The film paints the picture that Mizrahi Jews make up a substantial part of Israel’s population and Ben Abba explained that their political support often rests with ultra-nationalist parties.
“[Self-identified leftist] Arab Jews are rare to the point that they’re not relevant to the political atmosphere,” he added.
Almallah reflected that the creation of a Jewish state put pressure on various Jewish minorities to immigrate to Israel despite the discrimination they might face once there.
“Upon the creation of the state of Israel many Arabic Jews were put in a very difficult situation. They had Arab identity at the center of their existence,” he said.
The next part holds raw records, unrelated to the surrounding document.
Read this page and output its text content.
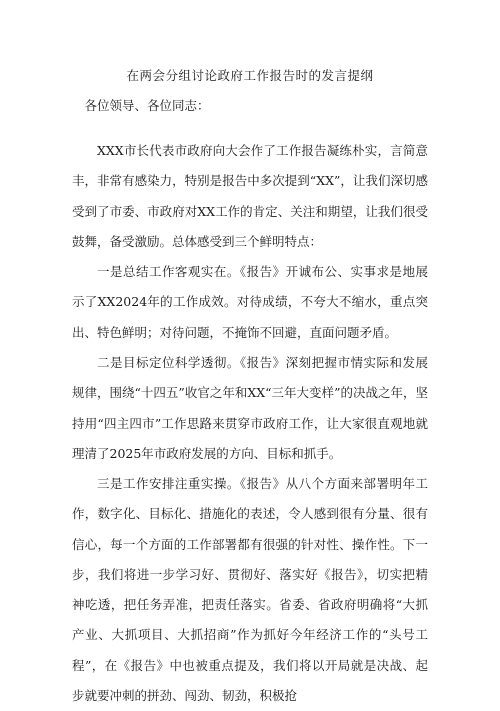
在两会分组讨论政府工作报告时的发言提纲

各位领导、各位同志：

XXX市长代表市政府向大会作了工作报告凝练朴实，言简意丰，非常有感染力，特别是报告中多次提到“XX”，让我们深切感受到了市委、市政府对XX工作的肯定、关注和期望，让我们很受鼓舞，备受激励。总体感受到三个鲜明特点：

一是总结工作客观实在。《报告》开诚布公、实事求是地展示了XX2024年的工作成效。对待成绩，不夸大不缩水，重点突出、特色鲜明；对待问题，不掩饰不回避，直面问题矛盾。

二是目标定位科学透彻。《报告》深刻把握市情实际和发展规律，围绕“十四五”收官之年和XX“三年大变样”的决战之年，坚持用“四主四市”工作思路来贯穿市政府工作，让大家很直观地就理清了2025年市政府发展的方向、目标和抓手。

三是工作安排注重实操。《报告》从八个方面来部署明年工作，数字化、目标化、措施化的表述，令人感到很有分量、很有信心，每一个方面的工作部署都有很强的针对性、操作性。下一步，我们将进一步学习好、贯彻好、落实好《报告》，切实把精神吃透，把任务弄准，把责任落实。省委、省政府明确将“大抓产业、大抓项目、大抓招商”作为抓好今年经济工作的“头号工程”，在《报告》中也被重点提及，我们将以开局就是决战、起步就要冲刺的拼劲、闯劲、韧劲，积极抢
Loehr presented an alternate perspective. Having spent some time in Tunisia this past summer, he became interested in Tunisian Jews and even had the opportunity to visit some of their synagogues.
“The Tunisian Jews that I spent time with had no desire to go to Israel,” he said.
“The creation of a sanctuary for certain people seems to make the life harder for those who don’t want to go to that sanctuary.”
Almallah recognizes that one of the main problems that Israel faces is that it is a state aligned with the West that is situated in the Middle East.
“Israeli culture was primarily made and designed for Europeans,” he said.
During the discussion after the screening, Amr Thameen ’14 asked why there hasn’t been an Arab Spring in Israel.
“I feel like in the 21st century it has to be hard for people in that situation to live normally,” he said, “why don’t people do anything about it?“
Almallah stressed the need to recognize this conflict and to strive for a peaceful solution.
“It is time to start fighting for a different motto and it should be a motto of coexistence,” he said.
“We need to revisit the history of two people coexisting with each other.”